Und ich habe das Paket net-wireless/bluez mit "test-programs" USE-Flag installiert. Habe die beiden PCs grad nicht in meiner Nähe, aber das müsste BlueZ v4.96 sein.

----------

## kellyone

Ich habe aus irgendeinem Grund auch das gleiche Problem, wie kann ich das lösen?

----------

## Slevin

Hallo,

ich habe leider noch keine Lösung gefunden. Dafür allerdings einen vielversprechenden Tipp: Mit einem Kernel Version 3.3 (oder neuer) soll es (angeblich) funktionieren. Das werde ich gleich ausprobieren und mich anschließend hier wieder melden. 

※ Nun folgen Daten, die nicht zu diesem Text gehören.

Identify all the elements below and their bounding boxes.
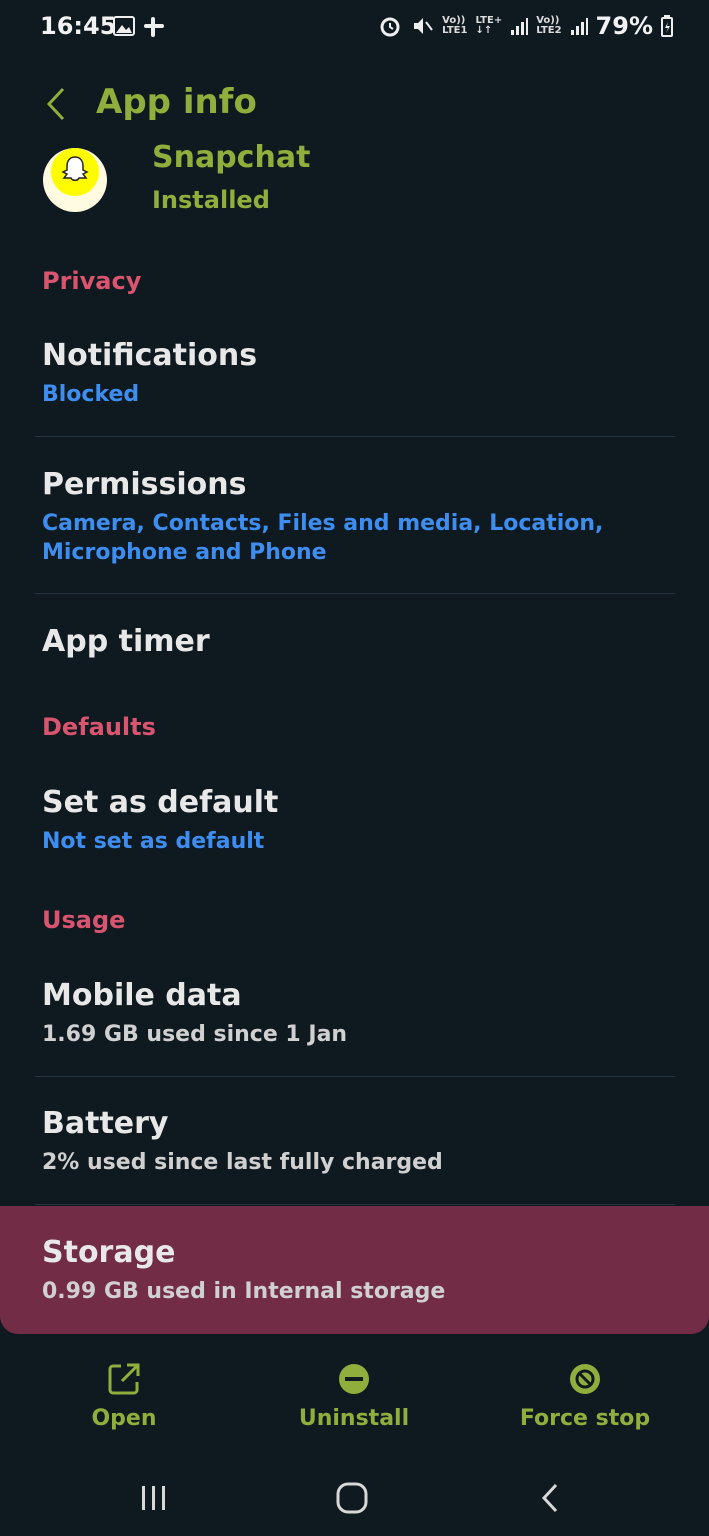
uninstall-button[interactable]: Uninstall [274,1362,434,1431]
force-stop-label: Force stop [519,1406,651,1431]
set-as-default-title: Set as default [42,785,279,820]
app-status: Installed [152,186,270,214]
status-icons: Vo)) LTE1 LTE+ ↓↑ Vo)) LTE2 79% [378,12,673,40]
permissions-list: Camera, Contacts, Files and media, Locat… [42,511,604,565]
signal-icon [570,18,588,35]
home-icon [336,1482,368,1514]
divider [35,436,675,437]
permissions-title: Permissions [42,467,247,502]
storage-usage: 0.99 GB used in Internal storage [42,1279,446,1304]
mobile-data-usage: 1.69 GB used since 1 Jan [42,1022,348,1047]
open-label: Open [91,1406,157,1431]
signal-icon [511,18,529,35]
battery-usage: 2% used since last fully charged [42,1150,443,1175]
lte-label: LTE+ ↓↑ [475,15,503,36]
divider [35,1076,675,1077]
force-stop-button[interactable]: Force stop [505,1362,665,1431]
open-external-icon [108,1363,140,1395]
app-name: Snapchat [152,140,311,175]
gallery-icon [113,16,135,36]
mobile-data-title: Mobile data [42,978,242,1013]
snapchat-app-icon [43,148,107,212]
sim2-label: Vo)) LTE2 [536,15,562,36]
page-title: App info [96,82,257,122]
back-button[interactable] [36,82,76,126]
section-usage: Usage [42,906,126,934]
battery-icon [661,15,673,37]
storage-title: Storage [42,1235,176,1270]
ghost-icon [61,156,89,181]
set-as-default-status: Not set as default [42,829,265,854]
app-timer-title: App timer [42,624,210,659]
section-privacy: Privacy [42,267,142,295]
divider [35,593,675,594]
stop-icon [570,1364,600,1394]
uninstall-label: Uninstall [298,1406,410,1431]
battery-title: Battery [42,1106,169,1141]
chevron-left-icon [46,87,65,121]
back-arrow-icon [541,1483,558,1513]
minus-circle-icon [339,1364,369,1394]
section-defaults: Defaults [42,713,156,741]
notifications-status: Blocked [42,382,140,407]
battery-percent: 79% [595,12,653,40]
notifications-title: Notifications [42,338,258,373]
storage-row[interactable] [0,1206,709,1334]
mute-icon [414,18,433,34]
divider [35,1204,675,1205]
battery-row[interactable] [0,1080,709,1204]
status-time: 16:45 [40,12,117,40]
recents-icon [142,1486,165,1510]
back-nav-button[interactable] [520,1476,580,1520]
home-button[interactable] [322,1476,382,1520]
sim1-label: Vo)) LTE1 [442,15,468,36]
slack-icon [144,17,164,37]
open-button[interactable]: Open [44,1362,204,1431]
alarm-icon [380,17,400,37]
recent-apps-button[interactable] [124,1476,184,1520]
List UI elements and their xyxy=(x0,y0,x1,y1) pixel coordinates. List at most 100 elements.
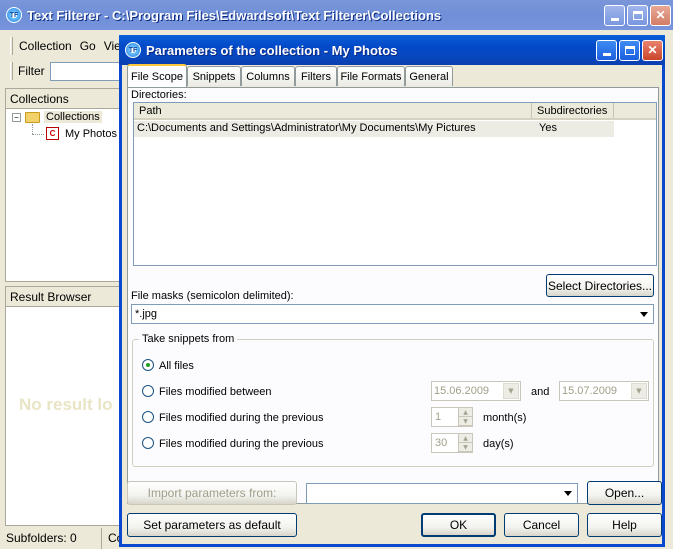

Ansonsten hoffe ich, dass du dich ebenfalls zurückmeldest wenn du eine Lösung gefunden hast =)

Edit:

Ich habe jetzt gentoo3.4.0 installiert. 

Ergebnis: Die Fehlermeldung "security block" ist zwar weg, aber eine Verbindung kommt dennoch nicht zustande =(

----------

## Slevin

Hallo,

ich habe mal an die bluez-mailing-Liste geschrieben und das hier als Antwort bekommen:

 *Quote:*   

> 
> 
> > I tried to connect them via
> 
> > # bluez-test-serial <remote address>
> ...

 

OK, wie ich den Service (z.b. NAP) hinzufüge weiß ich:

# bluez-test-network <remot address> NAP

ABER wie funktioniert die Sache mit dem Connection Manager?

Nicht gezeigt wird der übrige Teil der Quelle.